Handsome Angus Sinclair, the gamekeeper, had a host of enemies: the fiancée he abandoned in Edinburgh, the young woman who had fallen hopelessly in love with him, and the rough farmer who saw him as a rival for her affections. But what is the meaning of the curious runic stone left on Sinclair’s forehead?
Alexander spins a counterpoint tale set in 1676 Cairnfarn of Tansy, a formerly enslaved woman from Tunis who longs to return home but becomes embroiled in one of the many witchcraft trials prevalent in Scotland in that period. The 17th century portions were an interesting and haunting picture of life as well as the treatment of women at that time, especially during the witch hunts.
Yet, Emily believes the murder had nothing to do with the witchcraft. She considers the ferocity of the attack and deduces that it was a crime of passion, because Sinclair seems to have had more than his fair share of jilted admirers.
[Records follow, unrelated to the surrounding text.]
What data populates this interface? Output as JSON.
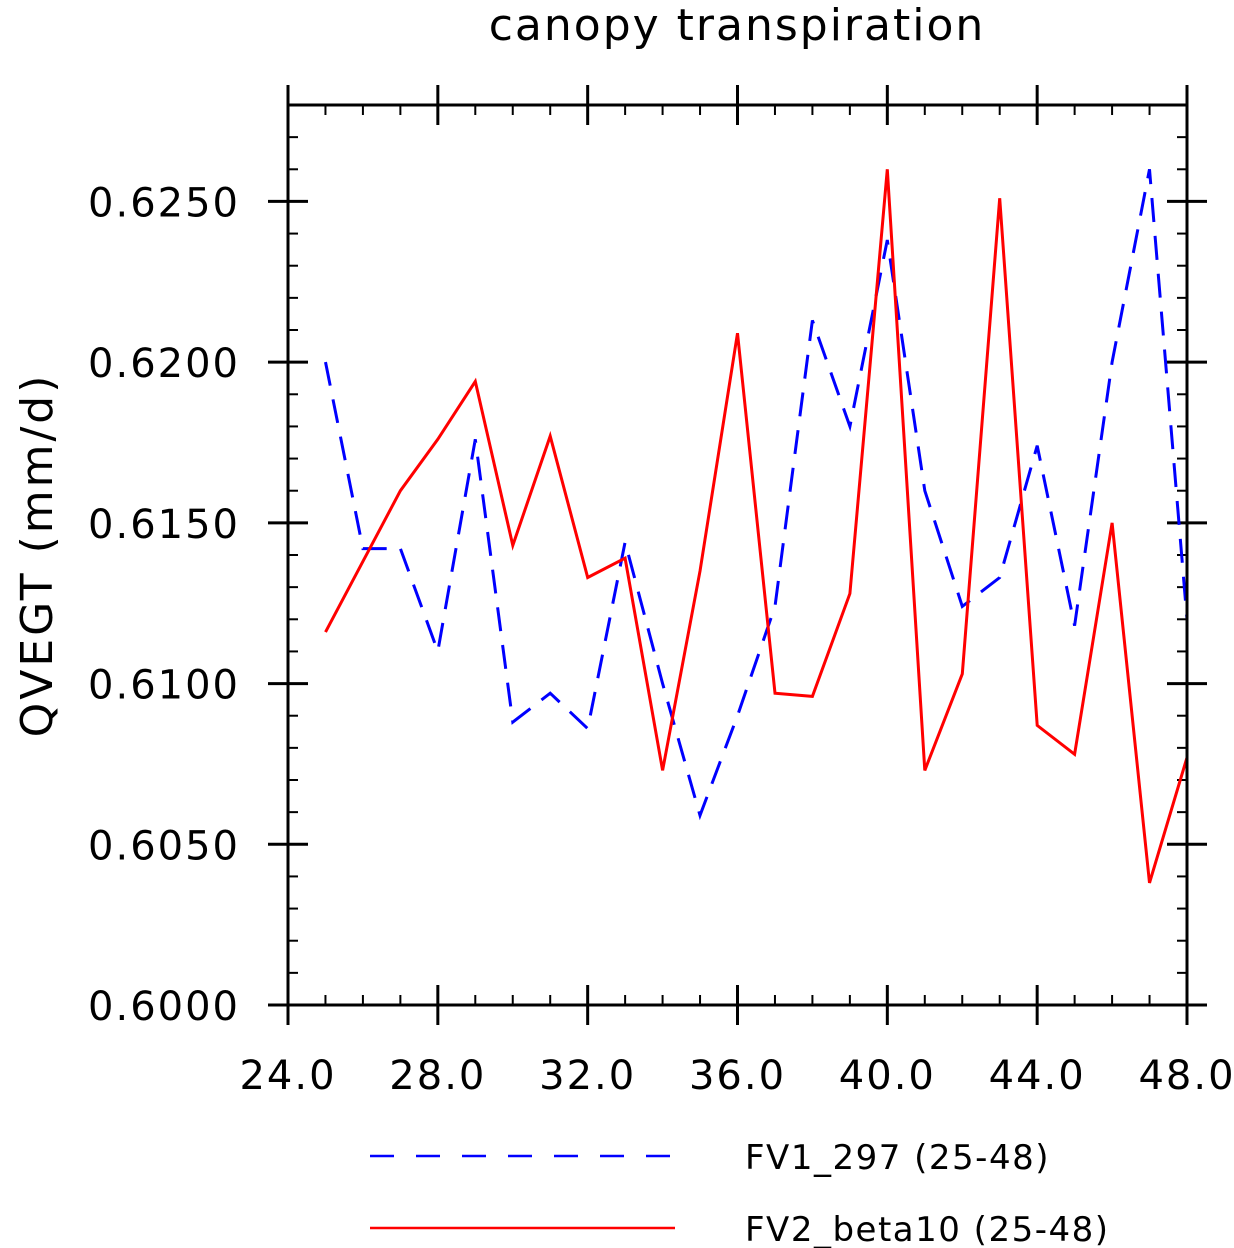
{
  "chart_data": {
    "type": "line",
    "title": "canopy transpiration",
    "xlabel": "",
    "ylabel": "QVEGT (mm/d)",
    "xlim": [
      24.0,
      48.0
    ],
    "ylim": [
      0.6,
      0.628
    ],
    "x_ticks": [
      24.0,
      28.0,
      32.0,
      36.0,
      40.0,
      44.0,
      48.0
    ],
    "x_tick_labels": [
      "24.0",
      "28.0",
      "32.0",
      "36.0",
      "40.0",
      "44.0",
      "48.0"
    ],
    "y_ticks": [
      0.6,
      0.605,
      0.61,
      0.615,
      0.62,
      0.625
    ],
    "y_tick_labels": [
      "0.6000",
      "0.6050",
      "0.6100",
      "0.6150",
      "0.6200",
      "0.6250"
    ],
    "x_minor_step": 1,
    "y_minor_step": 0.001,
    "grid": false,
    "legend_position": "bottom",
    "x": [
      25,
      26,
      27,
      28,
      29,
      30,
      31,
      32,
      33,
      34,
      35,
      36,
      37,
      38,
      39,
      40,
      41,
      42,
      43,
      44,
      45,
      46,
      47,
      48
    ],
    "series": [
      {
        "name": "FV1_297 (25-48)",
        "color": "#0000ff",
        "style": "dashed",
        "values": [
          0.62,
          0.6142,
          0.6142,
          0.611,
          0.6176,
          0.6088,
          0.6097,
          0.6086,
          0.6144,
          0.61,
          0.6059,
          0.609,
          0.6124,
          0.6213,
          0.618,
          0.6238,
          0.616,
          0.6124,
          0.6133,
          0.6174,
          0.6118,
          0.62,
          0.626,
          0.612
        ]
      },
      {
        "name": "FV2_beta10 (25-48)",
        "color": "#ff0000",
        "style": "solid",
        "values": [
          0.6116,
          0.6138,
          0.616,
          0.6176,
          0.6194,
          0.6143,
          0.6177,
          0.6133,
          0.6139,
          0.6073,
          0.6135,
          0.6209,
          0.6097,
          0.6096,
          0.6128,
          0.626,
          0.6073,
          0.6103,
          0.6251,
          0.6087,
          0.6078,
          0.615,
          0.6038,
          0.6077
        ]
      }
    ]
  }
}
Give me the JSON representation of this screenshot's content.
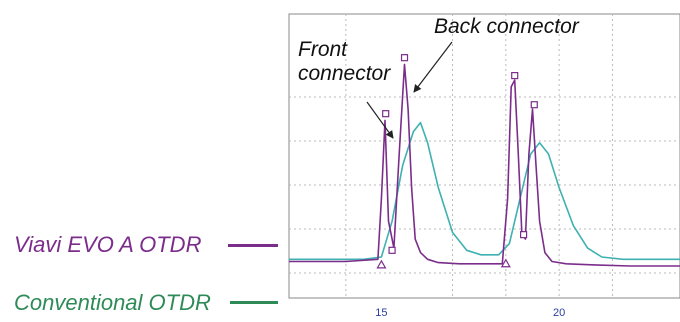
{
  "chart_data": {
    "type": "line",
    "xlim": [
      12.4,
      23.4
    ],
    "ylim": [
      0,
      1
    ],
    "x_ticks": [
      "15",
      "20"
    ],
    "x_tick_values": [
      15,
      20
    ],
    "grid": true,
    "annotations": [
      {
        "text": "Front\nconnector",
        "x": 15.1,
        "y": 0.58
      },
      {
        "text": "Back connector",
        "x": 15.8,
        "y": 0.75
      }
    ],
    "series": [
      {
        "name": "Viavi EVO A OTDR",
        "color": "#7b2d8b",
        "x": [
          12.4,
          14.0,
          14.9,
          15.0,
          15.1,
          15.2,
          15.35,
          15.5,
          15.65,
          15.75,
          15.85,
          15.95,
          16.1,
          16.3,
          16.6,
          17.2,
          18.0,
          18.4,
          18.55,
          18.65,
          18.75,
          18.85,
          18.95,
          19.05,
          19.15,
          19.25,
          19.35,
          19.45,
          19.6,
          19.8,
          20.2,
          21.0,
          22.0,
          23.4
        ],
        "y": [
          0.02,
          0.02,
          0.03,
          0.3,
          0.65,
          0.2,
          0.08,
          0.5,
          0.9,
          0.7,
          0.35,
          0.12,
          0.06,
          0.03,
          0.015,
          0.01,
          0.01,
          0.01,
          0.3,
          0.8,
          0.83,
          0.5,
          0.15,
          0.12,
          0.5,
          0.7,
          0.45,
          0.2,
          0.06,
          0.02,
          0.01,
          0.005,
          0.0,
          0.0
        ],
        "markers": [
          {
            "x": 15.0,
            "y": 0.005,
            "shape": "triangle"
          },
          {
            "x": 15.12,
            "y": 0.68,
            "shape": "square"
          },
          {
            "x": 15.65,
            "y": 0.93,
            "shape": "square"
          },
          {
            "x": 15.3,
            "y": 0.07,
            "shape": "square"
          },
          {
            "x": 18.5,
            "y": 0.01,
            "shape": "triangle"
          },
          {
            "x": 18.75,
            "y": 0.85,
            "shape": "square"
          },
          {
            "x": 19.0,
            "y": 0.14,
            "shape": "square"
          },
          {
            "x": 19.3,
            "y": 0.72,
            "shape": "square"
          }
        ]
      },
      {
        "name": "Conventional OTDR",
        "color": "#2e8b57",
        "plot_color": "#3fb1b0",
        "x": [
          12.4,
          14.5,
          15.0,
          15.3,
          15.6,
          15.9,
          16.1,
          16.3,
          16.6,
          17.0,
          17.4,
          17.8,
          18.3,
          18.6,
          18.9,
          19.2,
          19.45,
          19.7,
          20.0,
          20.4,
          20.8,
          21.2,
          21.8,
          22.5,
          23.4
        ],
        "y": [
          0.03,
          0.03,
          0.04,
          0.2,
          0.45,
          0.6,
          0.64,
          0.55,
          0.35,
          0.15,
          0.07,
          0.05,
          0.05,
          0.1,
          0.3,
          0.5,
          0.55,
          0.5,
          0.35,
          0.18,
          0.08,
          0.04,
          0.03,
          0.03,
          0.03
        ]
      }
    ]
  }
}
“I love reading historical novels with two time periods having plots that connect across centuries. History is not a linear course of progress. What people really care about fundamentally does not change. I love playing with the notion of how history changes and using two timelines allows me to do it. Plus, readers can study the setting of Scotland within two different time periods. My next book, Death by Misadventure, comes out in September. It also has two timelines, set in Bavaria, with Emily in her Edwardian time and the second timeline has King Ludwig II who built the famous castle in the Alps that inspired Disney. In all my books Emily must deal with a murder.”
The two-story threads are linked by location and by the local mythology. In 1676 a story is told of a “Moorish” maid, Tansy, and her mistress, Rossalyn, who has been expelled from her home by her brother-in-law after the death of her beloved husband. Tansy had served as Rossalyn’s maid and had come to her a slave, kidnapped from the streets of Tunis. Though Rossalyn had set her free, she nevertheless keeps her as her maid, with Tansy having few options. Both are rumored to practice witchcraft.
“I wanted to explore how people who were servants got to live lavishly in the Court. But it is not OK because they did not have their freedom with someone having control over their existence. Through Rossalyn and Tansy, I explored how there is a friendship between them, yet Tansy was not able to return to her home.”
Alexander weaves the two parallel timelines. This book is set in the wild Scottish Highlands, where an ancient story of witchcraft may hold the key to solving a murder centuries later.